Esteban tocado por lo sucedido, atinó a llevarlo al bar al que habitualmente concurría; hoy, lo hacía más temprano de lo corriente. No había mucha gente. Estaba fatigado.

Al llegar, los atiende el mozo de siempre, los recibe sorprendido y les señala: ¡Allí hay un lugar libre!

Una vez sentados, el mozo les pregunta:

-¿Quieren algo para beber? Agua mineral y lo de siempre – responde Esteban.

Se crea cierto grado de suspenso alrededor de ellos. Al verse así, titubean.

– ¿Estás apenado, Adolfo? – preguntó Esteban, por decir algo.

– Así lo ha querido Dios.- contesto Adolfo dejando ver su blanca dentadura, un repentino rubor subía a las enjutas mejillas.
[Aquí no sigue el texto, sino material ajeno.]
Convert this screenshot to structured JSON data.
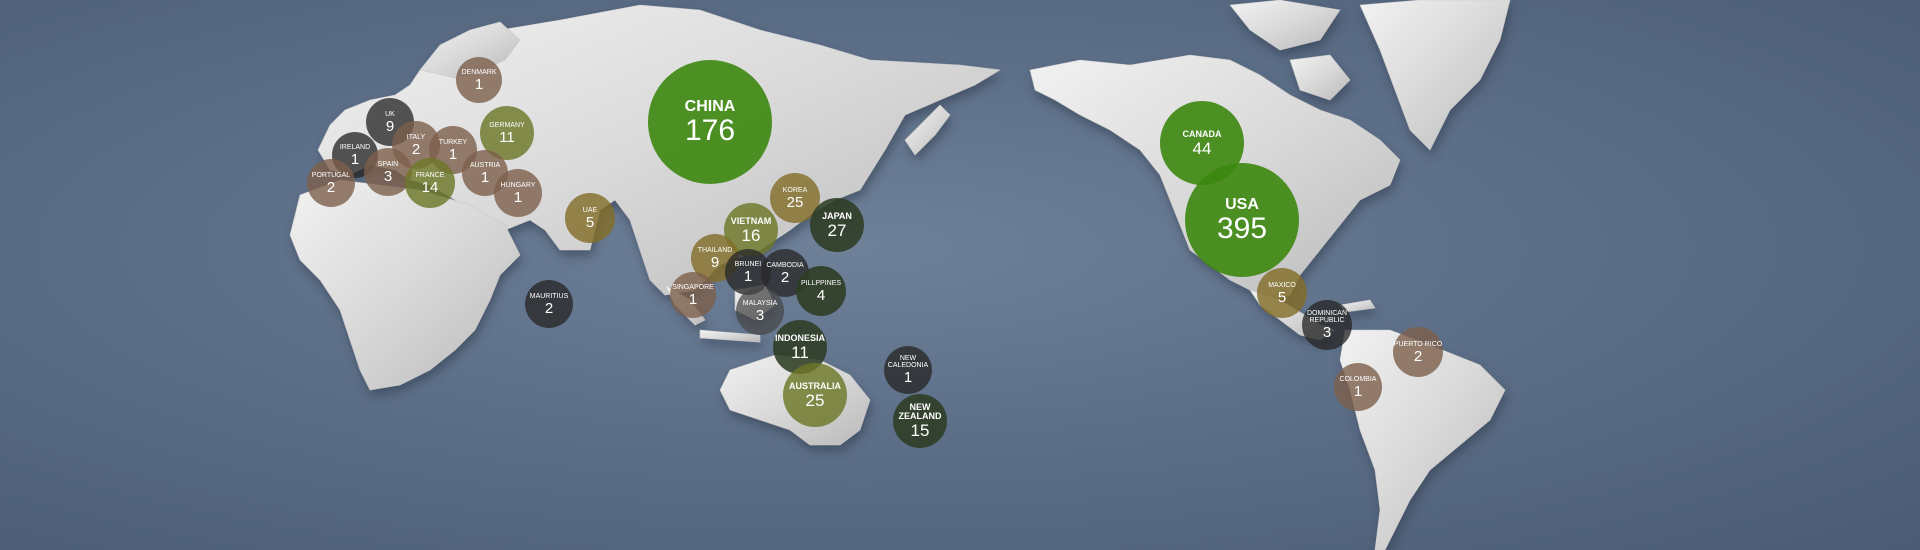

Al cabo de una pausa levanta su cabeza y toma coraje.

– ¡Dios mío, cuántos años han pasado!

– Al menos trece… -dijo lentamente Esteban.

– Entonces Adolfo, gira la cabeza, cuenta con voz insegura lo que nadie conoce: no puede soportar la muerte de su único hijo, se siente desganado y lo invade un sentimiento de culpa, que lo inmoviliza. Su ánimo está alterado y no puede realizar sus tareas de albañil porque le teme a las alturas, la cuestión de mantener el equilibrio en los andamios lo angustia, esa preocupación lo anula y le impide ganar honestamente el pan diario.

Esa noche de los “Santos Inocentes”, Adolfo estaba sentado en su lecho con su vista en el cielo raso, solo; sus pensamientos vagaban de un lado a otro. Su cabeza le pesaba; el cuerpo le dolía; apenas podía abrir los ojos. Descruza las piernas, da un golpe con sus pies sobre el piso, se incorpora y toma la navaja.

Extrañaba a sus hermanos. Sudaba y hacia muecas, quería volver con ellos, lo cierto es que necesitaba juntar plata para el pasaje. En un momento de desesperación decide hacer lo que nunca pensó ¡robar! Luego lo imponderable. La Casualidad (¿existe?), Dios o el Destino, lo ponen frente a un conocido de la infancia, alguien que puede entender desde su propia historia lo que le pasa. Sintió desazón y miedo.

Le pide ayuda, consejo, algo que lo salve; y Esteban, conmovido y sintiéndose un poco artífice de la suerte del otro, le promete apoyo, contención para su recuperaciòn. Quizás lo logren, quizás no. ¡Es todo tan complejo! Pero comprende que hay una oportunidad para su recuperación.

Esa noche tiene algo de magia: en torno de ellos ronda un extraño silencio, ya no están solos, todavía hay lugar para la esperanza.